RHAPSODIES
OF SPRING 2015
Singapore
Chinese Orchestra
Singapore
Conference Hall
Saturday (31 January 2015)
This review was published in The Straits Times on 2 February 2015 with the title "All things Chinese to welcome spring".
The Singapore Chinese Orchestra's annual
Lunar New Year concerts, entitled Rhapsodies of Spring, have become as
much an institution as the Singapore Symphony Orchestra's Christmas Concerts.
Besides being celebratory in nature and content, it also has an ethnocentric
element to remind the audience what it means to be Chinese. This aspect was
more palpably felt in this year's edition.
Cast in the central role was popular
radio and television personality Marcus Chin (Chen Jian Bin) serving as host
with his constant bantering with conductor Yeh Tsung, who gamely played along.
After the rousing Spring Festival Overture by Li Huan Zhi, Chin stole
the show in a varied selection of songs that amply displayed his skills in
orating, rhyming and crooning.
Recalling the itinerant street
entertainers of China, New Street Vendor and The Shoe Cleaner had
the rustic quality of folksongs which Chin delivered with natural flair and
humour. This was contrasted with the Russian song Under The Silvery Moon
and Sichuan folksong Radiant With Joy, the latter sung in original
dialect with its quite exotic inflexions. Taiwanese composer Liu Jia Chang's The
Clown provided moments of sober reflection, the sort encountered in
Leoncavallo's verismo classic I Pagliacci.
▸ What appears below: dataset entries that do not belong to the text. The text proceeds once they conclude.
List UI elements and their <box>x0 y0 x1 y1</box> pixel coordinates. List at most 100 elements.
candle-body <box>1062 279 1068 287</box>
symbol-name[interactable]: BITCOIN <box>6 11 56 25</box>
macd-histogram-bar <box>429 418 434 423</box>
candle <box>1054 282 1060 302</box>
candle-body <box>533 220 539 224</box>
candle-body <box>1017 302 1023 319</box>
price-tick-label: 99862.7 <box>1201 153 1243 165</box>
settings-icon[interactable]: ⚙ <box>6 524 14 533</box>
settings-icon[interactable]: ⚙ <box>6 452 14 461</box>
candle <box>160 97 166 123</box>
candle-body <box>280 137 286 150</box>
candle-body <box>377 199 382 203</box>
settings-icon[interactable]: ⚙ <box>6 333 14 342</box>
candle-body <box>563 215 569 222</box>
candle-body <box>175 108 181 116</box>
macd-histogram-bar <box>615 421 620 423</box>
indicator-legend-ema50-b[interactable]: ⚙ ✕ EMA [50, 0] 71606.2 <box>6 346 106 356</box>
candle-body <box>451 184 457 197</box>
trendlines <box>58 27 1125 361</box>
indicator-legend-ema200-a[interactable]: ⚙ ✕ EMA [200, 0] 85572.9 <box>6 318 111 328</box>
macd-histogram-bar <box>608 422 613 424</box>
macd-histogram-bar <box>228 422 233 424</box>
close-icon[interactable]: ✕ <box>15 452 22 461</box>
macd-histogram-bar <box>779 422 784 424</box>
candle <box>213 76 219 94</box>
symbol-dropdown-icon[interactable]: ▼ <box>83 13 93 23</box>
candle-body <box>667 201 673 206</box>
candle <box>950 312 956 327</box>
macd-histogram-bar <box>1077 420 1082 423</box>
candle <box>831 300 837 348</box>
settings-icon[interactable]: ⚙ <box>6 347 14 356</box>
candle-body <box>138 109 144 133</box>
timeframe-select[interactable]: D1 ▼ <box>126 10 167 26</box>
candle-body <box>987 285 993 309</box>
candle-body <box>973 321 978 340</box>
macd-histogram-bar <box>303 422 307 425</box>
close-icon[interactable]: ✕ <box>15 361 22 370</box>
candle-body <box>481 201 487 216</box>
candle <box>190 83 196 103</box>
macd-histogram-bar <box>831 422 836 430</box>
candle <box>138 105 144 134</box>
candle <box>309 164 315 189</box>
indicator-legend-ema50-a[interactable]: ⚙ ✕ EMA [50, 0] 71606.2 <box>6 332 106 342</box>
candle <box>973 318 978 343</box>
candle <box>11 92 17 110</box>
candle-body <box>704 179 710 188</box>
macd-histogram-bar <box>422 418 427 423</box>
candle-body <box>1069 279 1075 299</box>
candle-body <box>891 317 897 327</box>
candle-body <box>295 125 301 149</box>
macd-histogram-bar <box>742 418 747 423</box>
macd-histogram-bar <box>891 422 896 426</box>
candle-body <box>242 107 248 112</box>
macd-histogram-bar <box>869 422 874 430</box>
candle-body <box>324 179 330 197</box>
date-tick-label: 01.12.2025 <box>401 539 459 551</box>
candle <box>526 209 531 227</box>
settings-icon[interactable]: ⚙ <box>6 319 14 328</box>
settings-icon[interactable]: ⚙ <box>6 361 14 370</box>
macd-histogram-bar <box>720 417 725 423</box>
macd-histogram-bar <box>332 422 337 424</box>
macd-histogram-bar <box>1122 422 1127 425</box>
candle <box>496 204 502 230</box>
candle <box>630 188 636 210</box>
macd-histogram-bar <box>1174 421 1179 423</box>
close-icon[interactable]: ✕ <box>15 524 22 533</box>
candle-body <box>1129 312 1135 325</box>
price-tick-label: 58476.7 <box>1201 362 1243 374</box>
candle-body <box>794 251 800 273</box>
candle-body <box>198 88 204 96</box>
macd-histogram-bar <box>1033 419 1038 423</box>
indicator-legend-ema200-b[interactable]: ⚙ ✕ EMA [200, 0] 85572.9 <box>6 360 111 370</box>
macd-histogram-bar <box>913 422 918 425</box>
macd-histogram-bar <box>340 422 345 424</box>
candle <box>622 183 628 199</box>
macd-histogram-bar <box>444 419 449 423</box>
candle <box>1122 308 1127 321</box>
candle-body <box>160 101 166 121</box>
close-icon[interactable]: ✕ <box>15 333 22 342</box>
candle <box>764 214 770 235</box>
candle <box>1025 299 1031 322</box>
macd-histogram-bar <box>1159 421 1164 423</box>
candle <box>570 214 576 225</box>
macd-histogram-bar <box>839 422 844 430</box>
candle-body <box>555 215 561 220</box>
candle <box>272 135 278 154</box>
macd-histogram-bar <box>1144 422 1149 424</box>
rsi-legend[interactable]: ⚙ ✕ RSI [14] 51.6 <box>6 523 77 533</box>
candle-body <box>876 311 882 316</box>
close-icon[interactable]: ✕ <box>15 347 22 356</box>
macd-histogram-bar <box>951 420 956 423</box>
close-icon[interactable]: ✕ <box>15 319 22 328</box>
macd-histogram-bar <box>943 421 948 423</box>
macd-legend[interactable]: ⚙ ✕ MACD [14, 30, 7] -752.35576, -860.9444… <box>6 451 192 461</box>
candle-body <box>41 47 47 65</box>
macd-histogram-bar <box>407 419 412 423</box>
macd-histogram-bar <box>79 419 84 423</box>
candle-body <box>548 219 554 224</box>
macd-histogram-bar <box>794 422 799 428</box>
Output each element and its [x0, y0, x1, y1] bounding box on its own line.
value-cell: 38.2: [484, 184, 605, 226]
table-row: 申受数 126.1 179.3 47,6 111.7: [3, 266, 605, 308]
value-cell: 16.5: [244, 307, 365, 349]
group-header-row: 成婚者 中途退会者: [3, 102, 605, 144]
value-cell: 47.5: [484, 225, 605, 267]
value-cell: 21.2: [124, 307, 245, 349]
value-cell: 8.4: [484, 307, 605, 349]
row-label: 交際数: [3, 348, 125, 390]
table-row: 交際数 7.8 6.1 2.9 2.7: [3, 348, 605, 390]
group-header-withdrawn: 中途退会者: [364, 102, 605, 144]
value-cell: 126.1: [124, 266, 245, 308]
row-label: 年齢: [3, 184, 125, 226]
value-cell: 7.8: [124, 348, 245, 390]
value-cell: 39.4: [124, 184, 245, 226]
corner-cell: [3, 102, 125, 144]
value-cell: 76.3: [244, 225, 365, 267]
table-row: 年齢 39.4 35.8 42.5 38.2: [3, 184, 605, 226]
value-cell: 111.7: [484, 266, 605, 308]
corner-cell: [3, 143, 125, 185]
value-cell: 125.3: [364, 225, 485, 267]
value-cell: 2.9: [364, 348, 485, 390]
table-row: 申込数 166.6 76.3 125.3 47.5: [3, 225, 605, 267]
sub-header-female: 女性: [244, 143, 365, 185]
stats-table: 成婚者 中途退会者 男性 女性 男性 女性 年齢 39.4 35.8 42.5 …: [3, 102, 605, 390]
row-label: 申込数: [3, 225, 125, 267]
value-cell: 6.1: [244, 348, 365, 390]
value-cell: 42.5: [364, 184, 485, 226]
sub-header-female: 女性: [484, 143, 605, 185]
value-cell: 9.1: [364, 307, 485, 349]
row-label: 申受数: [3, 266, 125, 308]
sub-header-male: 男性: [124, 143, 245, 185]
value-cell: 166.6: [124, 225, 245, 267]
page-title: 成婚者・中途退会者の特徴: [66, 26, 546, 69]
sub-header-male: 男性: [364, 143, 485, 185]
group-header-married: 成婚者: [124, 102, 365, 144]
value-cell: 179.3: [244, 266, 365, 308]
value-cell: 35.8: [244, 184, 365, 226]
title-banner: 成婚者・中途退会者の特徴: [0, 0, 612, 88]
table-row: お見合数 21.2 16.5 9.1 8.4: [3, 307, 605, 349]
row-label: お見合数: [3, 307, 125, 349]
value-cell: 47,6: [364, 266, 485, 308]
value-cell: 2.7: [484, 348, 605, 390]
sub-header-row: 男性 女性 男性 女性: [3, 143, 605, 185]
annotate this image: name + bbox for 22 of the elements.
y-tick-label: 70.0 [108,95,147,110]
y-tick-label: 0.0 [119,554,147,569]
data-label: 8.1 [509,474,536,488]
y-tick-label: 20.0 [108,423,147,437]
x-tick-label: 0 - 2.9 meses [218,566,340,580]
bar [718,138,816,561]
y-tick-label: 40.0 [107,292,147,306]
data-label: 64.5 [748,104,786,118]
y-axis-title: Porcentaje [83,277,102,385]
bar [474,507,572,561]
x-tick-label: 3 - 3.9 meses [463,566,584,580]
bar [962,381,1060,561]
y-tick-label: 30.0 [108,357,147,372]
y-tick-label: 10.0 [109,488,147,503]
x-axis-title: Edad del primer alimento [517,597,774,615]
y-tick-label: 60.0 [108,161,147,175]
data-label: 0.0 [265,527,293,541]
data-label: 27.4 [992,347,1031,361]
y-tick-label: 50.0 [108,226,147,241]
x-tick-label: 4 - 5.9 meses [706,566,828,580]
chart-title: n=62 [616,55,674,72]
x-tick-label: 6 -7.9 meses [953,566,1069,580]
Sheng player Zhong Zhiyue, attired in Miao
costume, performed Xu Chao Ming and Lu Zai Yi's Blowing The Lusheng, Singing
The Harvest on the lusheng, the ethnic Hmong variant of the mouth
organ. This was a rhapsodic work with a slow introduction and cadenza
before breaking out in a fast tribal dance with nifty footwork to match.
Improvisation on a modern sheng defined Zhong's stylish take on Bob
Gaudio's infectious Can't Take My Eyes Off You, the Frankie Valli hit
song heard in Jersey Boys.
No Chinese New Year concert would be
complete without some skit or other. Filial Piety, scripted and directed
by Chin with music arranged by Tan Kah Yong, revolved around a dysfunctional
family where old granny is ill-treated by the mistress of the house until the
latter gets a comeuppance of her own. With appearances by Lin Ru Ping, Xu Qiong
Fang, Chew Wen, Zhang Xiong and Chin in a cross-dressing role, it was quite
funny but somewhat preachy in tone.
Far more subtle was award-winning film
director Anthony Chen's 2011 short film Family Reunion with music by Law
Wai Lun. The idea of family and bonding through the generations came across
strongly in its brief 11 minutes, which captured fast disappearing scenes from
Singapore through the decades in the eyes of a dialect-speaking heartlands
family.
Sim Boon Yew's Spring Suite III
was a lively medley of seasonal songs including In Spring and Winds
Across The Land, which the irrepressible Chin led the audience in a
sing-along and clap-along. More familiar were He Xin Nian (New Year
Greetings) and Da Di Hui Chun (Spring Returns) which ushered
in two gods of wealth, who dished out chocolates in the shape of gold coins and
ingots.
Par for the course for a festive concert
where family values and all things Chinese become as important as or even
supercede the music itself. Attended by an over-subscribed house over two
evenings, a surfeit of goodwill and good wishes cannot be a bad thing.